L'un des principaux risques de l'IA dans le journalisme est la propagation de fausses informations. Les algorithmes peuvent être manipulés pour diffuser des contenus biaisés ou erronés, et la vérification automatique n'est pas infaillible. Charlie Beckett, directeur fondateur de Polis à la London School of Economics.

 « L'intelligence artificielle peut rendre le journalisme plus pertinent et accessible, mais elle comporte aussi des risques de désinformation ».

Enjeux en Afrique et en Asie

L'Afrique, moins connectée au monde, doit relever ces défis. Lors de la deuxième convention africaine des médias, des journalistes ont discuté de l'IA et de l'avenir de la liberté d'expression sur le continent. La formation en IA est essentielle pour tirer parti de ces outils tout en évitant les pièges de la désinformation.

En Asie, l'IA est également en train de transformer le journalisme. La Chine, par exemple, utilise des algorithmes pour produire des contenus à grande échelle, tout en surveillant et en censurant les informations. Cette double utilisation de l'IA, pour créer et contrôler, soulève des questions éthiques importantes. En Inde, les rédactions expérimentent l'IA pour améliorer la couverture locale et multilingue, malgré les défis de diversité linguistique et culturelle.

L'IA n'est pas là pour remplacer les journalistes, mais pour les soutenir. Elle ouvre de nouvelles perspectives, tout en exigeant une réflexion éthique et une adaptation constante.
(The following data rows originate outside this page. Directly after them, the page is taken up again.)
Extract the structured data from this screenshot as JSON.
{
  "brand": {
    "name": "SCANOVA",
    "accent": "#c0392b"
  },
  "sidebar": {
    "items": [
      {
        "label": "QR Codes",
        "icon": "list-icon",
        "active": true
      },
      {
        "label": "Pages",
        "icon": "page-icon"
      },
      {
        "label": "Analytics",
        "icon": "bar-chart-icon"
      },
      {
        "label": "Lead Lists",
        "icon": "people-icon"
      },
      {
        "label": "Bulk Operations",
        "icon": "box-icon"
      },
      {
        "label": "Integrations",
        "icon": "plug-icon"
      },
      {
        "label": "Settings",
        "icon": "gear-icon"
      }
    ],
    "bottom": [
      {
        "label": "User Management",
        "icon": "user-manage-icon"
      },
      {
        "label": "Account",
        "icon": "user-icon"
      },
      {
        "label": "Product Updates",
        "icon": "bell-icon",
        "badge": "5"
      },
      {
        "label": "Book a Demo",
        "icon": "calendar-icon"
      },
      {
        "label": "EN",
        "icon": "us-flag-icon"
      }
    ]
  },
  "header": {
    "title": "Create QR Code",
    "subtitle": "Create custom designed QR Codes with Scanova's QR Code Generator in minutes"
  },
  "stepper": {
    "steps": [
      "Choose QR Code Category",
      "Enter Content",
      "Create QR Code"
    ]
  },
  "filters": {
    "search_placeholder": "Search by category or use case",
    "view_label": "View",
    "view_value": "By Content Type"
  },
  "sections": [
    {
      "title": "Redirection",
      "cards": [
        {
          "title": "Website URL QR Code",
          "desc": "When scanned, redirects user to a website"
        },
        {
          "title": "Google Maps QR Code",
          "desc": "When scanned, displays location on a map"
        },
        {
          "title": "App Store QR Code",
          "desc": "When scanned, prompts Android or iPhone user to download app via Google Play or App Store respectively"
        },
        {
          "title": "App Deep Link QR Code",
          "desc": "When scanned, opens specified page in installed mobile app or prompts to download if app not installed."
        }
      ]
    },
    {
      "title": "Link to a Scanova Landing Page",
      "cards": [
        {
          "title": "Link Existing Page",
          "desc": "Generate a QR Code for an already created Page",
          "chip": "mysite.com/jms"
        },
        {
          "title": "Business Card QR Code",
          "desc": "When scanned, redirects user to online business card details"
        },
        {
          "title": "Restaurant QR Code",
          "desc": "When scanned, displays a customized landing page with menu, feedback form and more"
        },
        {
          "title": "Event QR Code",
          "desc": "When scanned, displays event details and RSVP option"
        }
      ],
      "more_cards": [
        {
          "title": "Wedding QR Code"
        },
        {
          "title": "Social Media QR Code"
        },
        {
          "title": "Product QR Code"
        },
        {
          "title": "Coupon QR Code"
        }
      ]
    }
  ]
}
Le journalisme multimédia, avec l'IA comme alliée, écrit un nouveau chapitre de son histoire.

Les journalistes doivent s'adapter à ces nouvelles technologies tout en préservant les valeurs fondamentales de leur profession : l'exactitude, l'équité et l'intégrité. Comme l'explique Charlie Beckett,

 « L'intelligence artificielle peut rendre le journalisme plus pertinent et accessible, mais elle comporte aussi des risques de désinformation ».
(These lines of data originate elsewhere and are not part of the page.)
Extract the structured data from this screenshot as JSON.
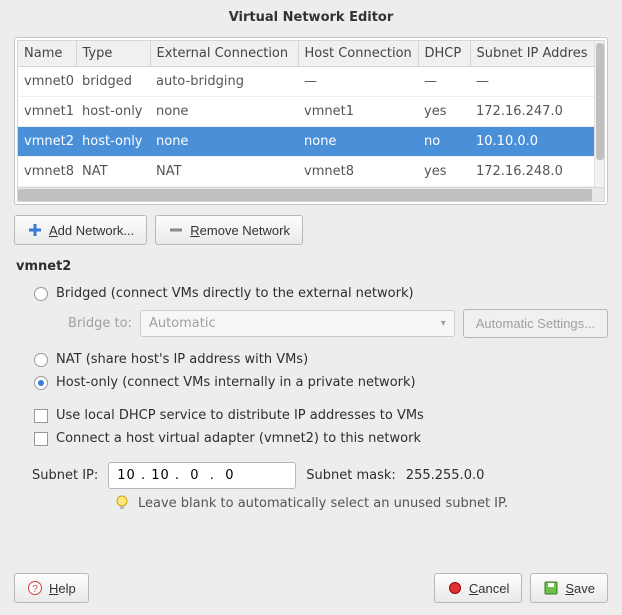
{
  "window": {
    "title": "Virtual Network Editor"
  },
  "table": {
    "headers": {
      "name": "Name",
      "type": "Type",
      "external": "External Connection",
      "host": "Host Connection",
      "dhcp": "DHCP",
      "subnet": "Subnet IP Addres"
    },
    "rows": [
      {
        "name": "vmnet0",
        "type": "bridged",
        "external": "auto-bridging",
        "host": "—",
        "dhcp": "—",
        "subnet": "—"
      },
      {
        "name": "vmnet1",
        "type": "host-only",
        "external": "none",
        "host": "vmnet1",
        "dhcp": "yes",
        "subnet": "172.16.247.0"
      },
      {
        "name": "vmnet2",
        "type": "host-only",
        "external": "none",
        "host": "none",
        "dhcp": "no",
        "subnet": "10.10.0.0"
      },
      {
        "name": "vmnet8",
        "type": "NAT",
        "external": "NAT",
        "host": "vmnet8",
        "dhcp": "yes",
        "subnet": "172.16.248.0"
      }
    ],
    "selected_index": 2
  },
  "buttons": {
    "add_pre": "A",
    "add_rest": "dd Network...",
    "remove_pre": "R",
    "remove_rest": "emove Network",
    "help_pre": "H",
    "help_rest": "elp",
    "cancel_pre": "C",
    "cancel_rest": "ancel",
    "save_pre": "S",
    "save_rest": "ave",
    "auto_settings": "Automatic Settings..."
  },
  "section": {
    "heading": "vmnet2"
  },
  "options": {
    "bridged_pre": "B",
    "bridged_rest": "ridged (connect VMs directly to the external network)",
    "bridge_to_label": "Bridge to:",
    "bridge_to_value": "Automatic",
    "nat_pre": "N",
    "nat_rest": "AT (share host's IP address with VMs)",
    "hostonly_pre": "Host-o",
    "hostonly_u": "n",
    "hostonly_rest": "ly (connect VMs internally in a private network)",
    "dhcp_pre": "Use local ",
    "dhcp_u": "D",
    "dhcp_rest": "HCP service to distribute IP addresses to VMs",
    "hostadapter_pre": "Connect a host ",
    "hostadapter_u": "v",
    "hostadapter_rest": "irtual adapter (vmnet2) to this network"
  },
  "subnet": {
    "ip_label": "Subnet IP:",
    "ip_value": "10 . 10 .  0  .  0",
    "mask_label": "Subnet mask:",
    "mask_value": "255.255.0.0",
    "hint": "Leave blank to automatically select an unused subnet IP."
  }
}
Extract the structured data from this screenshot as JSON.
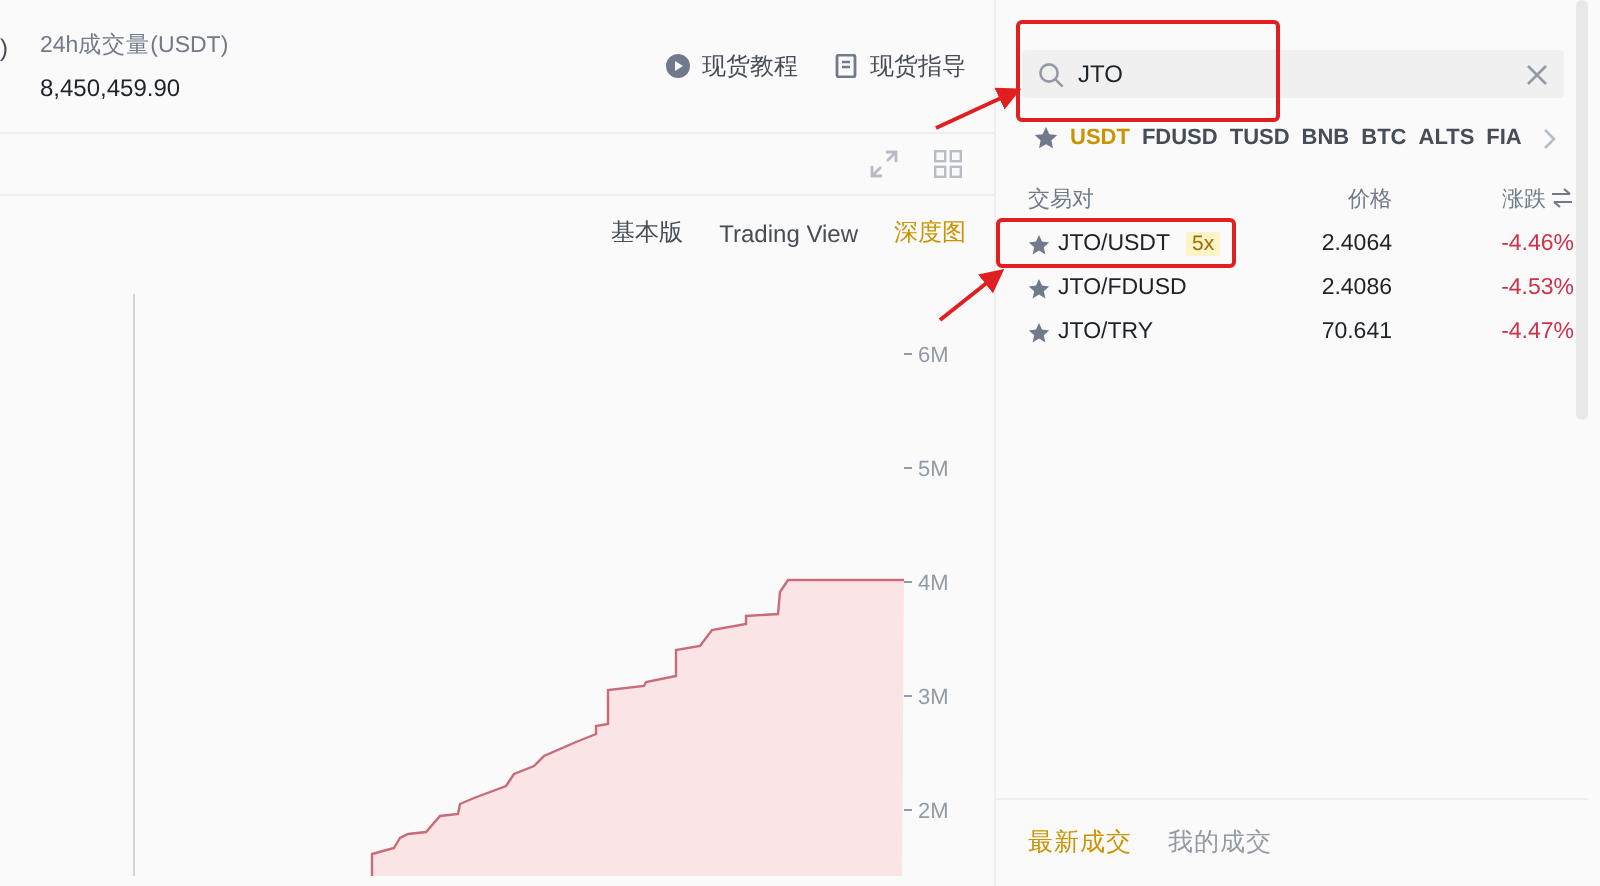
{
  "header": {
    "cut_text": ")",
    "stat_label": "24h成交量(USDT)",
    "stat_value": "8,450,459.90",
    "links": [
      {
        "kind": "play",
        "label": "现货教程"
      },
      {
        "kind": "doc",
        "label": "现货指导"
      }
    ]
  },
  "chart_views": [
    {
      "label": "基本版",
      "selected": false
    },
    {
      "label": "Trading View",
      "selected": false
    },
    {
      "label": "深度图",
      "selected": true
    }
  ],
  "depth_axis_labels": [
    "6M",
    "5M",
    "4M",
    "3M",
    "2M"
  ],
  "market": {
    "search": {
      "value": "JTO"
    },
    "quote_tabs": [
      {
        "label": "USDT",
        "selected": true
      },
      {
        "label": "FDUSD",
        "selected": false
      },
      {
        "label": "TUSD",
        "selected": false
      },
      {
        "label": "BNB",
        "selected": false
      },
      {
        "label": "BTC",
        "selected": false
      },
      {
        "label": "ALTS",
        "selected": false
      },
      {
        "label": "FIA",
        "selected": false
      }
    ],
    "columns": [
      "交易对",
      "价格",
      "涨跌"
    ],
    "rows": [
      {
        "pair": "JTO/USDT",
        "leverage": "5x",
        "price": "2.4064",
        "change": "-4.46%"
      },
      {
        "pair": "JTO/FDUSD",
        "price": "2.4086",
        "change": "-4.53%"
      },
      {
        "pair": "JTO/TRY",
        "price": "70.641",
        "change": "-4.47%"
      }
    ]
  },
  "trades_tabs": [
    {
      "label": "最新成交",
      "selected": true
    },
    {
      "label": "我的成交",
      "selected": false
    }
  ],
  "annotations": [
    {
      "kind": "box"
    },
    {
      "kind": "box"
    },
    {
      "kind": "arrow"
    },
    {
      "kind": "arrow"
    }
  ]
}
L'IA est en train de remodeler le paysage médiatique, offrant des outils puissants pour améliorer l'efficacité et la personnalisation du journalisme. Cependant, son adoption doit être accompagnée d'une vigilance constante pour éviter les dérives potentielles. L'équilibre entre innovation technologique et éthique journalistique sera crucial pour façonner l'avenir de l'information.